After two years of rough going with our friends in Europe, President Bush’s trip there this week has begun smoothing things over. He doesn’t have the mischievous charm of former President Clinton, but Bush still has impressed Europeans with his own Texas quasi-cowboy persona. These things are not trivial in international relations.

On Iraq, events have served to lessen the hostility of most of “old Europe” (mainly France and Germany) to the U.S. invasion two years ago. After the initial victory against Saddam Hussein’s military, U.S. forces have had a difficult time defeating a stubborn insurgency, with nearly 1,500 U.S. dead and 10,000 casualties. But democracy began budding in last month’s election and, if it can be nurtured, might take hold in the Iraqi desert.

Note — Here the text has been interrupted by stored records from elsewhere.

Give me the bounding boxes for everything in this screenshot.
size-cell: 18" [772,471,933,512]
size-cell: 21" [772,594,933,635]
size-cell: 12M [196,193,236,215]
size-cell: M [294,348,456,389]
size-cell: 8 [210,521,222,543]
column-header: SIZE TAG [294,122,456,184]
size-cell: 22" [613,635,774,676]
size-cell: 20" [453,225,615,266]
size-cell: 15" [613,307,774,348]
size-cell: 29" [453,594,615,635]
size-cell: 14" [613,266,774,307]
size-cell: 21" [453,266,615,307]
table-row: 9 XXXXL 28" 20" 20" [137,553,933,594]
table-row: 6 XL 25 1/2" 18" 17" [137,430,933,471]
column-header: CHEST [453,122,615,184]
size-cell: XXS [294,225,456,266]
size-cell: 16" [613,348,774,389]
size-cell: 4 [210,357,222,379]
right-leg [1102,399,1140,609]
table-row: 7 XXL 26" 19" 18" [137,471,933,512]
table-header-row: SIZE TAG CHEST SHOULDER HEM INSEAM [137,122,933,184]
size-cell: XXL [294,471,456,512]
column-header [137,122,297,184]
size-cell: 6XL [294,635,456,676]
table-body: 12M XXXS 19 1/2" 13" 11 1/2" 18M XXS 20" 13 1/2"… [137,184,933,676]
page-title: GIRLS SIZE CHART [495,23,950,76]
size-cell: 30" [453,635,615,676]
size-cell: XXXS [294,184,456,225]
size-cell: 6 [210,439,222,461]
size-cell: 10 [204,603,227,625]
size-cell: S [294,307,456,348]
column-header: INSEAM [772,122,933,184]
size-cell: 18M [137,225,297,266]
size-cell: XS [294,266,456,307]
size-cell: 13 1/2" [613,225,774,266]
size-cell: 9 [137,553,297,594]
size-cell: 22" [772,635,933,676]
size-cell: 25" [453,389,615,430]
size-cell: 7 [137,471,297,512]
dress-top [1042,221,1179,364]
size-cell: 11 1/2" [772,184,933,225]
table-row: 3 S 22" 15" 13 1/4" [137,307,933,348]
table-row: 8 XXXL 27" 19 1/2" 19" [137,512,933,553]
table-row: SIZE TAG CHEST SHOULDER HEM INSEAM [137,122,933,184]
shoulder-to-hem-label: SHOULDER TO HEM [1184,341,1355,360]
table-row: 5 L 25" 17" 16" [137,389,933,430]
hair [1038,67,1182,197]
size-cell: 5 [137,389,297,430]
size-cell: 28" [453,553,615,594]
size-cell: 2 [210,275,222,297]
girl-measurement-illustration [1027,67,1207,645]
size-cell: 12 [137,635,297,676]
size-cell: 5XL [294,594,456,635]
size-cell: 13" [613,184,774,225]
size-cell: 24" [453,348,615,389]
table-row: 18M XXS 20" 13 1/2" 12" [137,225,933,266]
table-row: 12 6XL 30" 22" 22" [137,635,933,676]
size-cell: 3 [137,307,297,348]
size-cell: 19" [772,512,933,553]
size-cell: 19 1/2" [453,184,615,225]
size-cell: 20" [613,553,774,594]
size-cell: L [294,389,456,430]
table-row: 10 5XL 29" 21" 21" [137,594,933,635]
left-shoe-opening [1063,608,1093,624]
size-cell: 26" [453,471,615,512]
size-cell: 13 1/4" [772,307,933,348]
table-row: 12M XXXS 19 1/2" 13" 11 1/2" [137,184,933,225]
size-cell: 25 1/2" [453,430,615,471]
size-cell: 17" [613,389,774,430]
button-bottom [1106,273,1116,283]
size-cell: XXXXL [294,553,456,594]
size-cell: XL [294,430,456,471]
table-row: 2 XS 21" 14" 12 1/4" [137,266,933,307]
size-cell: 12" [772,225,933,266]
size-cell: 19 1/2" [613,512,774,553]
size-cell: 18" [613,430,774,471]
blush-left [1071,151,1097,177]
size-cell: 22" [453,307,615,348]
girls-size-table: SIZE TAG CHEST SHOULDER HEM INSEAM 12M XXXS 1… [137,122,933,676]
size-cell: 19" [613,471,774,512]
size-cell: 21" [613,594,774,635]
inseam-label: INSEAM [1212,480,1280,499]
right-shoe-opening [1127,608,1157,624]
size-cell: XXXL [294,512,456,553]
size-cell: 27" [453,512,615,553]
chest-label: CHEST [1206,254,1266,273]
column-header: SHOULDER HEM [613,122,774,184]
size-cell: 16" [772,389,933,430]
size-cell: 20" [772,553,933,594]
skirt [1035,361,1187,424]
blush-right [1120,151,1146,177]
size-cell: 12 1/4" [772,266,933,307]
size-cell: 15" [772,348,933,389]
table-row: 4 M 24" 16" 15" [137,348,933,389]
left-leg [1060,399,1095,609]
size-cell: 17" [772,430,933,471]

“No one is denying there were differences in the past (on Iraq). But that is the past,” German Chancellor Gerhard Schroeder said Wednesday when he met President Bush. Schroeder was a leader of European opposition to the invasion of Iraq. Now, Germany and other European nations have agreed to a minor effort to help train Iraqi security forces.

Basically, on Iraq both sides are “trying to paper over their differences, but there will continue to be fissures,” said Ivan Eland, director of the Center on Peace and Liberty at the Independent Institute. The European leaders are restrained by the majorities of their own people, “who don’t want involvement.” He also believes that if the military situation in Iraq worsens, public opinion in Europe will force European leaders to push harder for an American exit.

Bush also wanted European leaders to join him in pressuring Iran on potential nuclear weapons development, including potential use of force. The Europeans want the Americans to join them in dialogue with Iran’s mullahs. “While endorsing those talks, Bush has refused European requests to join them,” Reuters reported. So large differences remain.

On Monday, Bush surprised diplomatic observers by calling on the government of Russian President Vladimir Putin to “renew a commitment to democracy and the rule of law.”

Bush is “going into a Jimmy Carter mode of browbeating countries” on human rights, Eland said. The president’s stance stems from his second inaugural address’ call for global democracy. But diplomacy requires more finesse. “The problem is that many times people on the ground are worse off when these regimes are publicly lambasted,” Eland said. Russia’s government, which still has thousands of nuclear weapons, isn’t likely to be bullied any more than is the dictatorship of the People’s Republic of China.

Eland said quiet, behind-the-scenes diplomacy is better, except when light needs to be put on specific persecuted dissidents.

Overall, the president seems to have improved America’s standing among our European friends. But the remaining problems there, as well as the reality on the ground in Iraq, show that idealism still must be tempered with realism.